The advent of genetic engineering has been followed by breakthroughs in cloning and has led to far greater life spans and humanity being nearly disease-free. Of course this ‘healthy living’ is predicated on countless clones donating their vital organs, ‘completing’ in the process. The clones are reared in boarding school-like arrangements and, in one such institution, Tommy (Andrew Garfield), Kathy (Knightley) and Ruth (Carey Mulligan) are pre-teen residents.  Soon, a love triangle is established with Kathy asserting her relationship with Tommy, while Ruth quietly harbours feelings for him well into adulthood. The trio is carted off to live on a farm, awaiting their first donations. Certain complications arise as Kathy begins to harass Ruth about Tommy, prompting the latter to leave the farm to train as a ‘carer’, a clone responsible for their convalescing fellows. There is not much in the way of plot to this film which moves linearly from decade to decade, the only excitement is built up by a possible ‘deferral’ for the clones thrown in. Otherwise the story is slow and tepid; its promised profundity barely felt.


Any emotion evoked in the plight of these clones is through Andrew Garfield’s performance as the adult Tommy. A simpleton with artistic leanings, he is at once heartbreaking and pitiable, and Garfield’s winning performance makes every emotion tangible. The questions surrounding the debate on human cloning — such as those in Bladerunner — are crystallised in Tommy. Garfield has already given a great turn in The Social Network, and one is eager to see what he does in Spiderman. Knightley, who has resigned herself to either doing the Pirates of the Caribbean or appearing in every single English production, is grating and her come-uppance, sadly devoid of pleasure. Mulligan, the narrator of the film is wooden to the extreme; her character as the self-abnegating, resigned protagonists, is utterly forgettable.
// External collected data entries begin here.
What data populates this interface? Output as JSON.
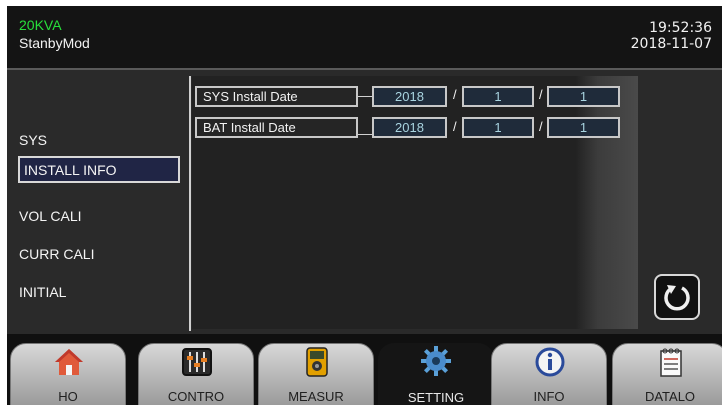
{
  "status": {
    "rating": "20KVA",
    "mode": "StanbyMod",
    "time": "19:52:36",
    "date": "2018-11-07"
  },
  "sidebar": {
    "items": [
      {
        "label": "SYS",
        "selected": false
      },
      {
        "label": "INSTALL INFO",
        "selected": true
      },
      {
        "label": "VOL CALI",
        "selected": false
      },
      {
        "label": "CURR CALI",
        "selected": false
      },
      {
        "label": "INITIAL",
        "selected": false
      }
    ]
  },
  "install": {
    "rows": [
      {
        "label": "SYS Install Date",
        "year": "2018",
        "month": "1",
        "day": "1"
      },
      {
        "label": "BAT Install Date",
        "year": "2018",
        "month": "1",
        "day": "1"
      }
    ],
    "separator": "/"
  },
  "nav": {
    "tabs": [
      {
        "label": "HO",
        "icon": "home-icon"
      },
      {
        "label": "CONTRO",
        "icon": "sliders-icon"
      },
      {
        "label": "MEASUR",
        "icon": "meter-icon"
      },
      {
        "label": "SETTING",
        "icon": "gear-icon",
        "active": true
      },
      {
        "label": "INFO",
        "icon": "info-icon"
      },
      {
        "label": "DATALO",
        "icon": "notepad-icon"
      }
    ]
  },
  "colors": {
    "rating": "#27e03a",
    "selected_bg": "#202545",
    "value_text": "#a9d4e0"
  }
}
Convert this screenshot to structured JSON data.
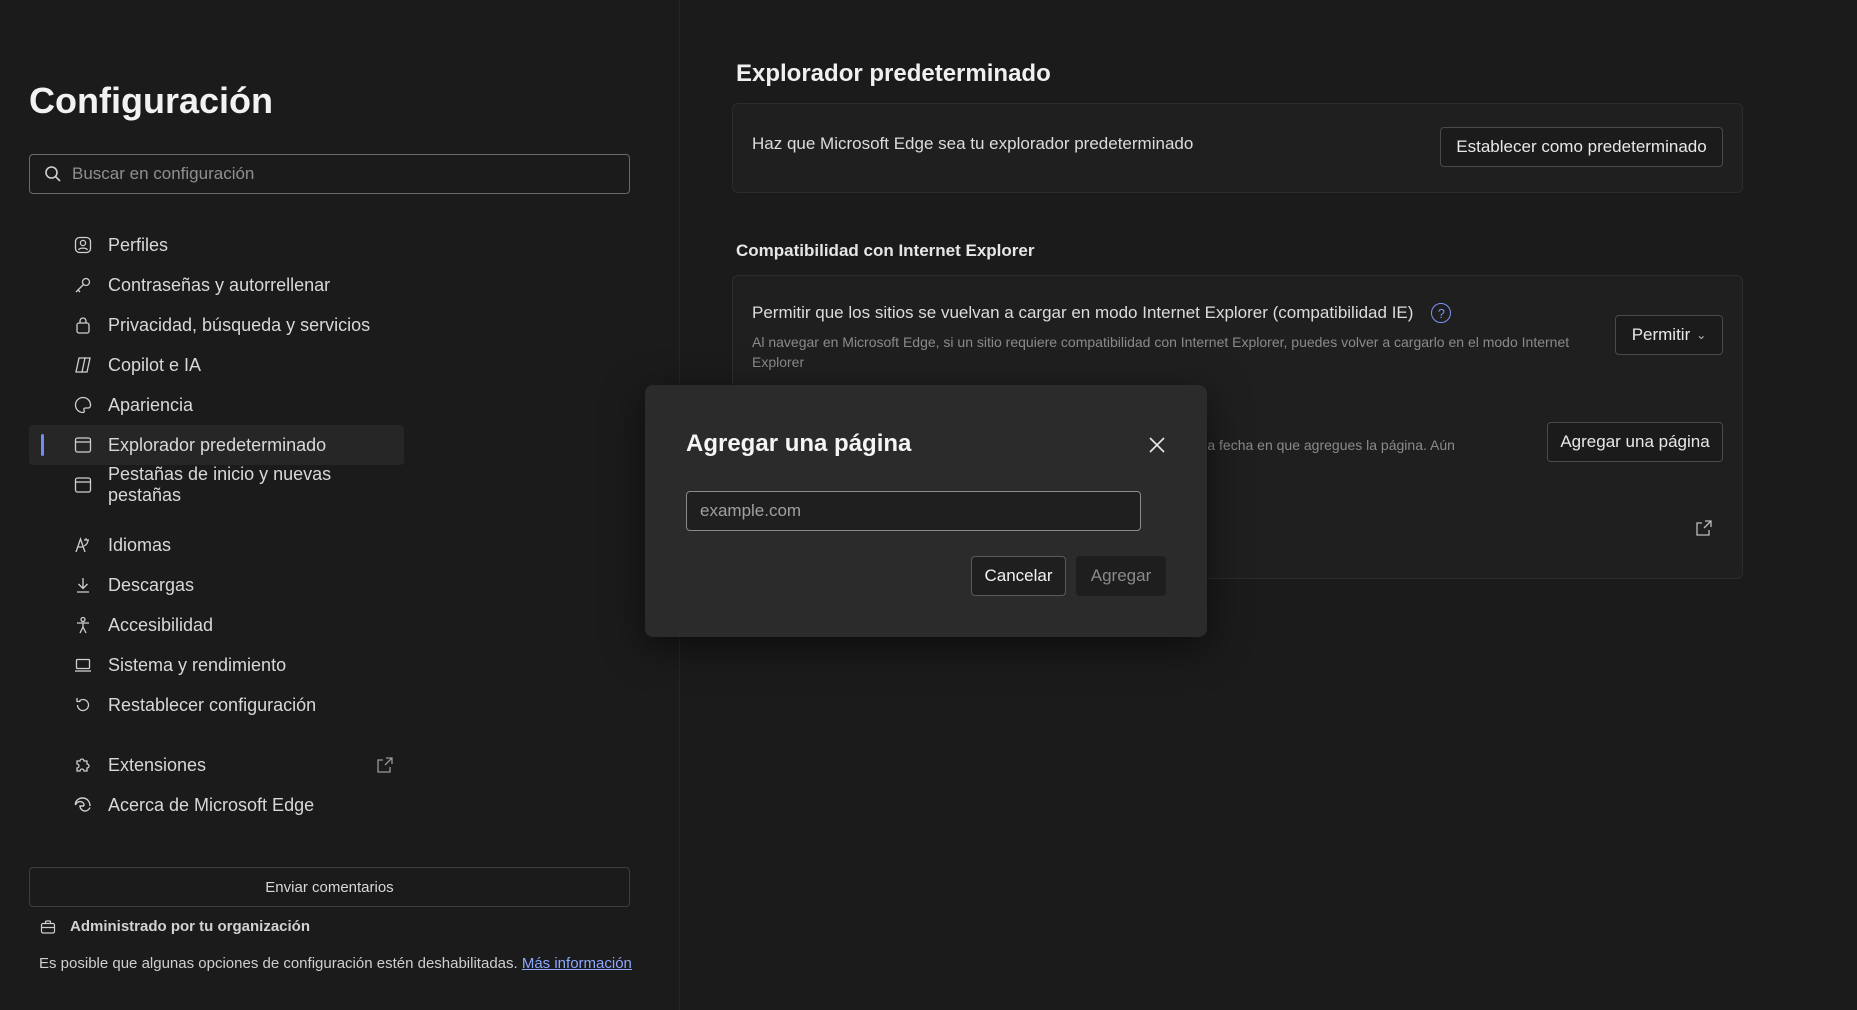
{
  "sidebar": {
    "title": "Configuración",
    "search_placeholder": "Buscar en configuración",
    "items": [
      {
        "label": "Perfiles",
        "icon": "profile-icon"
      },
      {
        "label": "Contraseñas y autorrellenar",
        "icon": "key-icon"
      },
      {
        "label": "Privacidad, búsqueda y servicios",
        "icon": "lock-icon"
      },
      {
        "label": "Copilot e IA",
        "icon": "copilot-icon"
      },
      {
        "label": "Apariencia",
        "icon": "palette-icon"
      },
      {
        "label": "Explorador predeterminado",
        "icon": "browser-icon",
        "active": true
      },
      {
        "label": "Pestañas de inicio y nuevas pestañas",
        "icon": "tabs-icon"
      },
      {
        "label": "Idiomas",
        "icon": "language-icon"
      },
      {
        "label": "Descargas",
        "icon": "download-icon"
      },
      {
        "label": "Accesibilidad",
        "icon": "accessibility-icon"
      },
      {
        "label": "Sistema y rendimiento",
        "icon": "laptop-icon"
      },
      {
        "label": "Restablecer configuración",
        "icon": "reset-icon"
      },
      {
        "label": "Extensiones",
        "icon": "puzzle-icon"
      },
      {
        "label": "Acerca de Microsoft Edge",
        "icon": "edge-icon"
      }
    ],
    "feedback_label": "Enviar comentarios",
    "managed_label": "Administrado por tu organización",
    "managed_note": "Es posible que algunas opciones de configuración estén deshabilitadas.",
    "managed_link": "Más información"
  },
  "main": {
    "section_title": "Explorador predeterminado",
    "default_text": "Haz que Microsoft Edge sea tu explorador predeterminado",
    "default_button": "Establecer como predeterminado",
    "ie_title": "Compatibilidad con Internet Explorer",
    "ie_reload_title": "Permitir que los sitios se vuelvan a cargar en modo Internet Explorer (compatibilidad IE)",
    "ie_reload_desc": "Al navegar en Microsoft Edge, si un sitio requiere compatibilidad con Internet Explorer, puedes volver a cargarlo en el modo Internet Explorer",
    "ie_reload_value": "Permitir",
    "ie_pages_desc_partial": "partir de la fecha en que agregues la página. Aún",
    "ie_pages_button": "Agregar una página"
  },
  "dialog": {
    "title": "Agregar una página",
    "input_placeholder": "example.com",
    "cancel_label": "Cancelar",
    "add_label": "Agregar"
  },
  "colors": {
    "background": "#1b1b1b",
    "accent": "#6e8cf5",
    "dialog": "#2b2b2b"
  }
}
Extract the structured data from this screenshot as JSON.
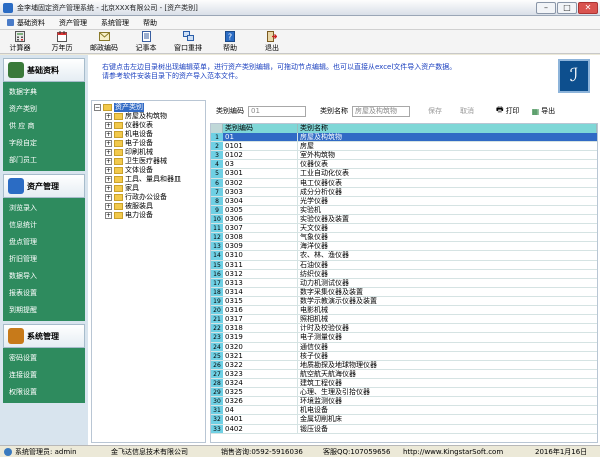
{
  "window": {
    "title": "金李埔固定资产管理系统 - 北京XXX有限公司 - [资产类别]"
  },
  "menu": [
    "基础资料",
    "资产管理",
    "系统管理",
    "帮助"
  ],
  "toolbar": [
    {
      "label": "计算器",
      "icon": "calculator-icon"
    },
    {
      "label": "万年历",
      "icon": "calendar-icon"
    },
    {
      "label": "邮政编码",
      "icon": "mail-icon"
    },
    {
      "label": "记事本",
      "icon": "notepad-icon"
    },
    {
      "label": "窗口重排",
      "icon": "windows-icon"
    },
    {
      "label": "帮助",
      "icon": "help-icon"
    },
    {
      "label": "退出",
      "icon": "exit-icon"
    }
  ],
  "sidebar": {
    "groups": [
      {
        "title": "基础资料",
        "items": [
          "数据字典",
          "资产类别",
          "供 应 商",
          "字段自定",
          "部门员工"
        ]
      },
      {
        "title": "资产管理",
        "items": [
          "浏览录入",
          "信息统计",
          "盘点管理",
          "折旧管理",
          "数据导入",
          "报表设置",
          "到期提醒"
        ]
      },
      {
        "title": "系统管理",
        "items": [
          "密码设置",
          "连接设置",
          "权限设置"
        ]
      }
    ]
  },
  "notice": {
    "line1": "右键点击左边目录树出现编辑菜单，进行资产类别编辑，可拖动节点编辑。也可以直接从excel文件导入资产数据。",
    "line2": "请参考软件安装目录下的资产导入范本文件。"
  },
  "tree": {
    "root": "资产类别",
    "children": [
      "房屋及构筑物",
      "仪器仪表",
      "机电设备",
      "电子设备",
      "印刷机械",
      "卫生医疗器械",
      "文体设备",
      "工具、量具和器皿",
      "家具",
      "行政办公设备",
      "被服装具",
      "电力设备"
    ]
  },
  "form": {
    "code_label": "类别编码",
    "code_value": "01",
    "name_label": "类别名称",
    "name_value": "房屋及构筑物",
    "save": "保存",
    "cancel": "取消",
    "print": "打印",
    "export": "导出"
  },
  "grid": {
    "headers": [
      "类别编码",
      "类别名称"
    ],
    "rows": [
      [
        "01",
        "房屋及构筑物"
      ],
      [
        "0101",
        "房屋"
      ],
      [
        "0102",
        "室外构筑物"
      ],
      [
        "03",
        "仪器仪表"
      ],
      [
        "0301",
        "工业自动化仪表"
      ],
      [
        "0302",
        "电工仪器仪表"
      ],
      [
        "0303",
        "成分分析仪器"
      ],
      [
        "0304",
        "光学仪器"
      ],
      [
        "0305",
        "实验机"
      ],
      [
        "0306",
        "实验仪器及装置"
      ],
      [
        "0307",
        "天文仪器"
      ],
      [
        "0308",
        "气象仪器"
      ],
      [
        "0309",
        "海洋仪器"
      ],
      [
        "0310",
        "农、林、渔仪器"
      ],
      [
        "0311",
        "石油仪器"
      ],
      [
        "0312",
        "纺织仪器"
      ],
      [
        "0313",
        "动力机测试仪器"
      ],
      [
        "0314",
        "数字采集仪器及装置"
      ],
      [
        "0315",
        "数学示教演示仪器及装置"
      ],
      [
        "0316",
        "电影机械"
      ],
      [
        "0317",
        "照相机械"
      ],
      [
        "0318",
        "计时及校验仪器"
      ],
      [
        "0319",
        "电子测量仪器"
      ],
      [
        "0320",
        "通信仪器"
      ],
      [
        "0321",
        "核子仪器"
      ],
      [
        "0322",
        "地质勘探及地球物理仪器"
      ],
      [
        "0323",
        "航空航天航海仪器"
      ],
      [
        "0324",
        "建筑工程仪器"
      ],
      [
        "0325",
        "心理、生理及引拾仪器"
      ],
      [
        "0326",
        "环境监测仪器"
      ],
      [
        "04",
        "机电设备"
      ],
      [
        "0401",
        "金属切削机床"
      ],
      [
        "0402",
        "锻压设备"
      ]
    ]
  },
  "status": {
    "user": "系统管理员: admin",
    "company": "金飞达信息技术有限公司",
    "phone": "销售咨询:0592-5916036",
    "qq": "客服QQ:107059656",
    "url": "http://www.KingstarSoft.com",
    "date": "2016年1月16日"
  },
  "colors": {
    "sidebar_green": "#2e8b5e",
    "grid_header": "#7fd7d7",
    "notice_blue": "#1a3fbf"
  }
}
With a script from Alex Garland, a staple of British sci-fi (28 Days Later, Sunshine) and directed by Mark Romanek, the film is a little too unassuming.  If indeed it did want to focus more on the relationships of such a story, it produces nothing novel, far better has been seen, such as in Michael Winterbottom’s Code 46. Give this one a pass; you’re not really missing anything special.

Published in The Express Tribune, December 26th, 2010.